Separo Warga Buyat Tinggalkan Kampung Halaman
Selasa, 28 Jun 2005 00:13 WIB
Bali - Sebanyak 66 kepala keluarga (KK) warga Buyat telah meninggalkan kampung halaman untuk selamanya. Akan tetapi setidaknya 12 KK memilih tetap bertahan."Sebanyak 66 KK sudah pindah, ada 12 KK lainnya masih pikir-pikir," kata Menteri Negara Lingkungan Hidup Rahmat Witoelar kepada wartawan di Kantor Asisten Deputi Urusan Wilayah Bali dan Nusra, Jl Ir Juanda, Denpasar, Senin (27/05/2005).Warga Buyat yang bersedia pindah ditampung di tiga wilayah, yaitu di Tetengsan dan Matongkat, Minahasa Selatan dan Dominanga, Bolaang Mongando. "Mereka siap untuk menerima warga Buyat untuk bermukim di sana," katanya.Witoelar mengatakan, pihaknya tidak melakukan intervensi agar warga Buyat bersedia meninggalkan kampung halamannya. "Kita tidak paksa, kalau ada yang mau pindah ya pindah.

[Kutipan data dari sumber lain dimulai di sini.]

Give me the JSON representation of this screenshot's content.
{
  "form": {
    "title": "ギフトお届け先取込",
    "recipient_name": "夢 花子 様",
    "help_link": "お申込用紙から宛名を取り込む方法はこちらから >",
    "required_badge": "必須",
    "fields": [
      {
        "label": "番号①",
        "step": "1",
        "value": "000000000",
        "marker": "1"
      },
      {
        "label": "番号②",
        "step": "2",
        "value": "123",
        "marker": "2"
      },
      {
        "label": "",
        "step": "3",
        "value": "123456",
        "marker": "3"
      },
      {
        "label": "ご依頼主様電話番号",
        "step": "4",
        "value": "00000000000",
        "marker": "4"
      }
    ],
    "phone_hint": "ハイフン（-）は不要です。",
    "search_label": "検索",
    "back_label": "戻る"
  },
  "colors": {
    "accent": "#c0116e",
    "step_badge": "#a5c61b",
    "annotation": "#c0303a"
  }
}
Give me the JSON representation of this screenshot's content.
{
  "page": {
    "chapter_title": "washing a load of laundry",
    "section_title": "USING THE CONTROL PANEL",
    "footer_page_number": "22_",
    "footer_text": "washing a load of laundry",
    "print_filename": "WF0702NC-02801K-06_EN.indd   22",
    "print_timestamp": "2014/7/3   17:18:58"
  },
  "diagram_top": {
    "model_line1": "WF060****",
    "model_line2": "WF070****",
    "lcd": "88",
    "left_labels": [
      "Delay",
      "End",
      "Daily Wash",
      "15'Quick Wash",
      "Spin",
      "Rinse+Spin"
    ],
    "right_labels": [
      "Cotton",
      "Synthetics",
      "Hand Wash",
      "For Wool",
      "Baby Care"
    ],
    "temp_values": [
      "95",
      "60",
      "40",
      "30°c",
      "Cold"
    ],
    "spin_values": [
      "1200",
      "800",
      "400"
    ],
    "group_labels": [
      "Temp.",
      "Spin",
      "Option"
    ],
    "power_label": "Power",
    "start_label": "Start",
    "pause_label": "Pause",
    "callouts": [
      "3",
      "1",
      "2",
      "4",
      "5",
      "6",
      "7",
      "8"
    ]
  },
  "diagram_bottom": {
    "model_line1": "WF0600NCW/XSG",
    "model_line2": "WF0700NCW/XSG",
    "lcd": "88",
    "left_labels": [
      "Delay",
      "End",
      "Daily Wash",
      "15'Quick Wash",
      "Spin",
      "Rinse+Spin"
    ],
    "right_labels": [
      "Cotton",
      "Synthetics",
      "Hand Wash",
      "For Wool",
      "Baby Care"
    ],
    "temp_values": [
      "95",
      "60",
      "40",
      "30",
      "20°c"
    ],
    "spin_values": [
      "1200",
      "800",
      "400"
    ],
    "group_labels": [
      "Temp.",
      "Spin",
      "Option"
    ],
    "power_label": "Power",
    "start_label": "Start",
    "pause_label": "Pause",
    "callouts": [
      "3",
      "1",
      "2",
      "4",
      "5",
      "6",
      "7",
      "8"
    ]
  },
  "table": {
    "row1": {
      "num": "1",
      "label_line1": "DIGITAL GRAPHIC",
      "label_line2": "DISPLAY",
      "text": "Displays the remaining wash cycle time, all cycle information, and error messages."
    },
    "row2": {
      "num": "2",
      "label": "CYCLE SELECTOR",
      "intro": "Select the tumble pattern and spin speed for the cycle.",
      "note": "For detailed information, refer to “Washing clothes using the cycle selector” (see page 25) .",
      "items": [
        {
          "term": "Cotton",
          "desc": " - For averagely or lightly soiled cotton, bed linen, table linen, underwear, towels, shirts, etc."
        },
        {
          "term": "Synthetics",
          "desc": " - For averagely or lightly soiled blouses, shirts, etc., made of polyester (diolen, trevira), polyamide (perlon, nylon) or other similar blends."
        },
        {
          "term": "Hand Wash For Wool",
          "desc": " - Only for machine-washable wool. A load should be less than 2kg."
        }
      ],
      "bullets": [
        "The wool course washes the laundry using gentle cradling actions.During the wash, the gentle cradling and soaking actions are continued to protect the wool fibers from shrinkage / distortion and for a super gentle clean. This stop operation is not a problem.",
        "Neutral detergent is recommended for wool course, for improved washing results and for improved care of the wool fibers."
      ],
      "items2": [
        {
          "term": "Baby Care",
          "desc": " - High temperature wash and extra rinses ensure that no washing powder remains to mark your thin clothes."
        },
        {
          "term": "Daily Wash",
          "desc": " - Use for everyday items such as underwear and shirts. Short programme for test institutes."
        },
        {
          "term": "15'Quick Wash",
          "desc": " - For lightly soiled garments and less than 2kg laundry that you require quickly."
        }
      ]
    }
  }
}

Kalau tidak ya tidak. Kita hanya menyatakan ini (Buyat) tidak patut untuk dihuni," katanya.Sebagian warga Buyat telah berpindah tempat sejak 25 Juni 2005 lalu. Mereka telah membuat penampungan di lokasi barunya, sedangkan rumahnya di Buyat dibongkar. "Buyat nantinya akan diubah menjadi daerah yang sehat. Pemandangan di sana cantik sekali. Tetapi di sana ada macam-macam benda yang menjadi persoalan dan airya tidak sehat," demikian Witoelar.